Diese Entwicklung kommt zu einem besonders kritischen Zeitpunkt, da Galeria erst Anfang 2024 Insolvenz anmelden musste. Gründe dafür waren:

  • Die finanzielle Schieflage des damaligen Mutterkonzerns Signa
  • Hohe Mietkosten, die das Unternehmen belasteten

Im Sommer 2024 wurden neun Häuser geschlossen, und seitdem gehört die Kette der US-Investmentgesellschaft NRDC sowie einer Beteiligungsfirma des Unternehmers Bernd Beetz.

Neustart in Gefahr?

Nach der letzten Insolvenz hatte Galeria versucht, einen Neuanfang zu wagen. Doch nun mehren sich die Hinweise, dass die Warenhauskette schon wieder in ernste Schwierigkeiten geraten ist.

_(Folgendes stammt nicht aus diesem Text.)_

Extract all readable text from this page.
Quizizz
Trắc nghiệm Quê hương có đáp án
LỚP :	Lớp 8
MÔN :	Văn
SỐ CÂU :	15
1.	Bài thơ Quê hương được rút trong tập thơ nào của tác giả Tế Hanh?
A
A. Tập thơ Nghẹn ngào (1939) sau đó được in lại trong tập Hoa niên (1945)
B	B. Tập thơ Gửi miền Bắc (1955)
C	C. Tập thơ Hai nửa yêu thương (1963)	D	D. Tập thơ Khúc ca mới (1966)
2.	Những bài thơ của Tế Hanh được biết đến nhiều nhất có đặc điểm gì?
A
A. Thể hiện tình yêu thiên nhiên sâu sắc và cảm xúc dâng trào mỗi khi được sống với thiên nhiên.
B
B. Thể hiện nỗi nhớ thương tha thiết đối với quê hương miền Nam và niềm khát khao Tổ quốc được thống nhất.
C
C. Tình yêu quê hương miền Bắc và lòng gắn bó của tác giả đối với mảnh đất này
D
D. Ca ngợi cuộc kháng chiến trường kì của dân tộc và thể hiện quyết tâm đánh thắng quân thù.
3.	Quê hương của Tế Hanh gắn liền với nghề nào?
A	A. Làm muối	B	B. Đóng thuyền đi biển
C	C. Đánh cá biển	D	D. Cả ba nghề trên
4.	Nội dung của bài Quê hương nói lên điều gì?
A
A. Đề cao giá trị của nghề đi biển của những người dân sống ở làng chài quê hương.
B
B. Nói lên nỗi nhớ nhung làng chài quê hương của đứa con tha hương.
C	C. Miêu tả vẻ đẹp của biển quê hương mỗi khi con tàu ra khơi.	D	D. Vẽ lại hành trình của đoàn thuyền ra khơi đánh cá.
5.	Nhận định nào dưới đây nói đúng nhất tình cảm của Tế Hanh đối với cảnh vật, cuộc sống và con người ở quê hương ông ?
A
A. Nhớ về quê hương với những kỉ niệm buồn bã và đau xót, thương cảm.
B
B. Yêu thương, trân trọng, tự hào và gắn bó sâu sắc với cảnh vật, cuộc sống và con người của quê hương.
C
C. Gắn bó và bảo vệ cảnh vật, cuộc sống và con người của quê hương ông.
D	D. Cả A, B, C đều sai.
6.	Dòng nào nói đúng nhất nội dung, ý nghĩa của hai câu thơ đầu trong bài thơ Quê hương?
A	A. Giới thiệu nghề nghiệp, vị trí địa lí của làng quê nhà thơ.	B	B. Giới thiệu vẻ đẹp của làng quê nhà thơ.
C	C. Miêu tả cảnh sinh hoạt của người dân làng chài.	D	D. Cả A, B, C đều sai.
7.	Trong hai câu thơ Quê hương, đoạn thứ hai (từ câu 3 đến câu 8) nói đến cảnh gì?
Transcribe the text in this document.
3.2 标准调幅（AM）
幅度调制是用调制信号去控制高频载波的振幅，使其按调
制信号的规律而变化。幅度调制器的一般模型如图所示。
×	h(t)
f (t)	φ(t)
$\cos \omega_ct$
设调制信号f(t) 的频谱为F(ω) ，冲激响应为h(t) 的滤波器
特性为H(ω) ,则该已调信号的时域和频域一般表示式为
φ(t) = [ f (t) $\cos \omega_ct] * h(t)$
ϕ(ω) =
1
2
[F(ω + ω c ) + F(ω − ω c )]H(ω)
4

Mit 83 Standorten in Deutschland ist Galeria ein bedeutender Arbeitgeber, dessen Schicksal weitreichende Auswirkungen auf den Einzelhandel und die regionale Wirtschaft haben könnte.

Die aktuelle Situation wirft Fragen zur langfristigen Strategie und Stabilität des Unternehmens auf. Der Betriebsrat betont, dass die Belegschaft nicht länger im Unklaren gelassen werden darf und fordert eine umfassende Aufklärung, um Planungssicherheit für die Zukunft zu gewährleisten.